Итак, я показал тебе, читатель, лишь малую часть моих восточных грез; они всегда изумляли меня чудовищностью своей, такою, что ужас, казалось, отступал пред простым любопытством. Однако со временем удивление схлынуло, оставив меня не столько с ощущением ужаса, сколько с чувством ненависти и омерзения.
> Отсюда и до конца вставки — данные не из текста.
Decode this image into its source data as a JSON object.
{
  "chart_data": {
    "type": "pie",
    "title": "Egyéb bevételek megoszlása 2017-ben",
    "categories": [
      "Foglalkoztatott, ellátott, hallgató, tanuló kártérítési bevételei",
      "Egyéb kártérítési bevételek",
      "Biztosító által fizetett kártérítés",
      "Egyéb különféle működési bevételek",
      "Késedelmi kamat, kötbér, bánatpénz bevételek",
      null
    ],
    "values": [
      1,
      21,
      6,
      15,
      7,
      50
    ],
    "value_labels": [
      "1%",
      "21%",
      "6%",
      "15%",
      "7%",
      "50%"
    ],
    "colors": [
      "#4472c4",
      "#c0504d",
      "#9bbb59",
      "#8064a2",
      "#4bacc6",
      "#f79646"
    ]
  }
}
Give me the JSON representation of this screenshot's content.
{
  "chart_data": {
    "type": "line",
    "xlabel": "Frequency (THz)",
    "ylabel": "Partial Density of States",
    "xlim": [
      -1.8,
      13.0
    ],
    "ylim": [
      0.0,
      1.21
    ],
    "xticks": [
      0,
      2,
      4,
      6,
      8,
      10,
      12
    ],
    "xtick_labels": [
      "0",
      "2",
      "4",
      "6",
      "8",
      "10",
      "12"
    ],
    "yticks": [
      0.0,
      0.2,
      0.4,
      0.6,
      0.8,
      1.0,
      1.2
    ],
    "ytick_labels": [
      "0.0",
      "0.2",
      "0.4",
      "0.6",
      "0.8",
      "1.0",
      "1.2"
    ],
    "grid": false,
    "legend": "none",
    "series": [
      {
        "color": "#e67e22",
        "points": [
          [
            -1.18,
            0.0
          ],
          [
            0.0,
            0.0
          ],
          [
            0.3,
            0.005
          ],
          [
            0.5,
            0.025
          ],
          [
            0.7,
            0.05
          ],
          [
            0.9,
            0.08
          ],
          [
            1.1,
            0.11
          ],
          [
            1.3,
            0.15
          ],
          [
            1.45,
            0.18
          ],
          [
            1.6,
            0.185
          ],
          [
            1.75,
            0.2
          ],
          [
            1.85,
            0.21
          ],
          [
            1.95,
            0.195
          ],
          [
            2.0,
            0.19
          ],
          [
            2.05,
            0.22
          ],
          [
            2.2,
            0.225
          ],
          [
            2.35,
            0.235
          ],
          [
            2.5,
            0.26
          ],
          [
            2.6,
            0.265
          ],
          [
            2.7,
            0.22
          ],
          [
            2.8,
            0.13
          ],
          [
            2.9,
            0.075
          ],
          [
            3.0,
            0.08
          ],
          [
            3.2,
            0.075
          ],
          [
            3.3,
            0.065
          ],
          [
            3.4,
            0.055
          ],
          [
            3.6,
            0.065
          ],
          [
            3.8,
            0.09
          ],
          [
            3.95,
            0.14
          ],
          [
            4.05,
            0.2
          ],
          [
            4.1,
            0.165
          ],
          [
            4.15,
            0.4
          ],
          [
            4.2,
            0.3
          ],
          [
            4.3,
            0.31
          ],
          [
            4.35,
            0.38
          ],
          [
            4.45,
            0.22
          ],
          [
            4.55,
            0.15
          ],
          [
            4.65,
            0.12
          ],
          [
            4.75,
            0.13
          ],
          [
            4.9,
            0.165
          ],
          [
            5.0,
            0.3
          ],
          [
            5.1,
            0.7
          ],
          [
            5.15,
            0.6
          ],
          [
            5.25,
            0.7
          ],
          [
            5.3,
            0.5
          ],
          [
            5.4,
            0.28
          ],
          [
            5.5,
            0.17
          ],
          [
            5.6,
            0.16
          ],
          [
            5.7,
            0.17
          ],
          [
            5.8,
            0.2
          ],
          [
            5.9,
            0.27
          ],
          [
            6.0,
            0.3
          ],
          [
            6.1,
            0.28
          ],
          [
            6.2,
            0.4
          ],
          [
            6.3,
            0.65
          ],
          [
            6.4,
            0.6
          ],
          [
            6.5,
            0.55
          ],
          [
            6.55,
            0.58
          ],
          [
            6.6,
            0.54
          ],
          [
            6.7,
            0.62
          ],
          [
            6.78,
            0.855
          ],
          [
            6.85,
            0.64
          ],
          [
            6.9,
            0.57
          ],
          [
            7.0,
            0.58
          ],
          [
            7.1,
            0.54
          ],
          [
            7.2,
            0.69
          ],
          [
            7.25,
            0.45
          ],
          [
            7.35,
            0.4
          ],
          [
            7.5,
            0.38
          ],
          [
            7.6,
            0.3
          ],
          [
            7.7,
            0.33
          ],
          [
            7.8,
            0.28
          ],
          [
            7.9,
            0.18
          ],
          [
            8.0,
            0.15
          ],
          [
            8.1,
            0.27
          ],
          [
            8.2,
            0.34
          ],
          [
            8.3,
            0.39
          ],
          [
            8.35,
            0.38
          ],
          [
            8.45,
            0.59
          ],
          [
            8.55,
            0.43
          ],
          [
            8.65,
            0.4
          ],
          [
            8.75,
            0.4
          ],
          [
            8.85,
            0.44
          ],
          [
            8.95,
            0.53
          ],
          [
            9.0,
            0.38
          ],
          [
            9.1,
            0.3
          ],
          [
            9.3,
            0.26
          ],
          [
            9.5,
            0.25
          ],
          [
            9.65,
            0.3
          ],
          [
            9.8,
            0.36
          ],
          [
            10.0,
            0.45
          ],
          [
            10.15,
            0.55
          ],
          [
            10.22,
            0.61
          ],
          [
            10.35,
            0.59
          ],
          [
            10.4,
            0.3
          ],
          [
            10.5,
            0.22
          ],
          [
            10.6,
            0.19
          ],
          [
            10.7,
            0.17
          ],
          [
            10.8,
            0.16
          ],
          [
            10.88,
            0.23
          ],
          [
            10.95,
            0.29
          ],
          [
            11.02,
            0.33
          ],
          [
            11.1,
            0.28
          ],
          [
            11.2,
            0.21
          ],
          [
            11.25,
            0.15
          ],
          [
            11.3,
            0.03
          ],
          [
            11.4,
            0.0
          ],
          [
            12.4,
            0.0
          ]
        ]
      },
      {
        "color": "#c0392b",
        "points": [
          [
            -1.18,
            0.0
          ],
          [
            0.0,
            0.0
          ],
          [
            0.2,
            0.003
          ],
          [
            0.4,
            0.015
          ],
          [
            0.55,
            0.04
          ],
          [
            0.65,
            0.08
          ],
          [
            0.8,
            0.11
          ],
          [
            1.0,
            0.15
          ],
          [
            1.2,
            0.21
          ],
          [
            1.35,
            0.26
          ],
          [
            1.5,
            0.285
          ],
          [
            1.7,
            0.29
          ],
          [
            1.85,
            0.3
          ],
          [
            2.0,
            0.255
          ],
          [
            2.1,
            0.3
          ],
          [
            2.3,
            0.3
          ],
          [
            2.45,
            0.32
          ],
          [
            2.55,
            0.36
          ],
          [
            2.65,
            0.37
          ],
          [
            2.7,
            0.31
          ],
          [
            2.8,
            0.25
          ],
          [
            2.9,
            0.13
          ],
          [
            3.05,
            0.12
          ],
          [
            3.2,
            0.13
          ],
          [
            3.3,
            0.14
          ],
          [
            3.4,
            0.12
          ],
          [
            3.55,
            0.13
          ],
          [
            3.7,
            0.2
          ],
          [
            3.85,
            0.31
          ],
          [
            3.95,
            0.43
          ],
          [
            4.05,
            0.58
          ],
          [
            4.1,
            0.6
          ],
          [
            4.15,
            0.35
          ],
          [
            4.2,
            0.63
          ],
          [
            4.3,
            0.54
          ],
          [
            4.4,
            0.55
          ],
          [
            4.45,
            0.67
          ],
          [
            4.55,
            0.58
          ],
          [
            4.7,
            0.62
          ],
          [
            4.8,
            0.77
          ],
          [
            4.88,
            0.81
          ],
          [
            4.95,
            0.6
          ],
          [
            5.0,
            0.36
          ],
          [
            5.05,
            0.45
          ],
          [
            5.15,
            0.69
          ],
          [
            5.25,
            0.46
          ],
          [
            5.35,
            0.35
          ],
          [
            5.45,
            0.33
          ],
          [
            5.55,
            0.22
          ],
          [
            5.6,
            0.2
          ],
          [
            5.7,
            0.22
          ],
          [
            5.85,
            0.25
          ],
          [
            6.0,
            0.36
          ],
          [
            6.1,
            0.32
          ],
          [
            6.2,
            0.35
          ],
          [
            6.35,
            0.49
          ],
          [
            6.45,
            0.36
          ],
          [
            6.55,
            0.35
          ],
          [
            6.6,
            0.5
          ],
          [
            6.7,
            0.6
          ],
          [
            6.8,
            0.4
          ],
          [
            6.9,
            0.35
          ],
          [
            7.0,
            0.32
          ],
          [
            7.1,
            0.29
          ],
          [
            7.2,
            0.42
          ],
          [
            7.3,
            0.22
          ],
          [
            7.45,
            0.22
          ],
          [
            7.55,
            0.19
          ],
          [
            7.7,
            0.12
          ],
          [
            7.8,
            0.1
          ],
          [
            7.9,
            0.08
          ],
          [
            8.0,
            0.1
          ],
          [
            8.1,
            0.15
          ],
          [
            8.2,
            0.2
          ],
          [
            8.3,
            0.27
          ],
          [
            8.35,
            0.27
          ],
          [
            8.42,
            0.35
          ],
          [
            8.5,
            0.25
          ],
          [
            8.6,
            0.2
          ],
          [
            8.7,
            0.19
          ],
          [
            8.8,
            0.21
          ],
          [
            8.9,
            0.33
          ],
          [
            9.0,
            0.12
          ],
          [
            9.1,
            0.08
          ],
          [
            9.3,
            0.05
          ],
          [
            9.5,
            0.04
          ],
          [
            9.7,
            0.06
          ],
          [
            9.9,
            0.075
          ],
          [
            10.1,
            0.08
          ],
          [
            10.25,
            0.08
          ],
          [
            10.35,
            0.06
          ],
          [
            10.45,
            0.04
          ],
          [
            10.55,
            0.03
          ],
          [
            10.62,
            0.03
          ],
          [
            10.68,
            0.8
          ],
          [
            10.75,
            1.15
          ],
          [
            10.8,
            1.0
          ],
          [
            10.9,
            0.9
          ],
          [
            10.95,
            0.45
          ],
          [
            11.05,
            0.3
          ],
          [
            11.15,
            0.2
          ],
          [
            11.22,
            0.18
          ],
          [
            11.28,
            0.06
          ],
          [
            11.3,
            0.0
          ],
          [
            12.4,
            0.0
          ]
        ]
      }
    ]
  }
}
Над всем этим порядком, составленным из угроз, наказаний и тайных узилищ, царили беспредельность и вечность, доводившие меня едва не до сумасшествия. Прежде то были лишь нравственные да душевные муки, отныне же боль причинялась и телу моему: уродливые птицы, змеи, крокодилы терзали его, причем от последних претерпевал я особые пытки. Проклятый крокодил вдохновлял мой страх более остальных. Я обречен был жить с ним (как уж установилось в виденьях моих) века. Порою мне удавалось ускользнуть, и тогда я обнаруживал себя в китайских домах, обставленных камышовой мебелью. Но вскоре ножки столов, диванов ею, начинали оживать, - и вот уже отвратительные головы крокодилов, злобно сверкая глазами, тянулись ко мне и множились тысячью повторений - я же стоял зачарован и гневен. Страшная рептилия так часто посещала мои сны, что много раз то же видение прерывалось однообразно: я слышал нежные голоса, зовущие меня (ибо я слышу все, когда сплю), и тотчас просыпался - полдень был уж в силе, и дети мои стояли, взявшись за руки, подле постели; они приходили, дабы показать мне обновки: красочные башмачки да платья, или же испросить одобрения касательно своих выходных нарядов. О, как же пугающа была сия перемена, когда вместо крокодилов, чудищ и Уродов я начинал различать близость невинных существ,- и, повинуясь неожиданной вспышке чувства, рыдая, бросался целовать детей моих.
Июнь, 1819
Не раз в своей жизни имел я возможность заметить, что смерть тех, кого любим мы, равно как и приближение смерти вообще, боле всего угнетает нас (caeteris paribus[*при прочих равных (лат.)]) летнею порой. Я вижу три к тому причины. Во-первых, постигаемые глазом небеса простираются летом выше обычного, они зрятся куда отдаленней и, да простится мне сей солецизм, куда бесконечней; облака, коими меряем мы расстояние до голубого свода, раскинувшегося над нашими головами, летом становятся объемней и крупнее и, сбиваясь, громоздятся могучими горами. Во-вторых, свет летнего солнца, восход и закат его суть символы и знаки Бесконечности. И, наконец, третья причина, пожалуй, самая важная, заключается в том, что разгульная и необузданная щедрость природы заставляет разум еще сильнее противиться ненавистным ему мыслям о смерти и о холодной пустоте могилы. Ведь знаем мы: ежели две мысли связаны законом противоречия и существуют во взаимном отталкивании, то свойственно им посещать нас одновременно. Потому-то я и нахожу невозможным избегать дум о смерти во время своих одиноких прогулок бесконечными летними днями, и всякая смерть, даже не слишком трогающая сердце, все ж упорно осаждает меня этой порою. Вероятно, сие условие, а также некий случай, о коем умолчу, послужили причиною нижеследующего сна; сон этот, должно быть, давно ждал повода проявиться, чтоб более не оставлять уж меня - сперва дробясь на тысячи сказочных историй, он вдруг обретал стройность, и я вновь узнавал его.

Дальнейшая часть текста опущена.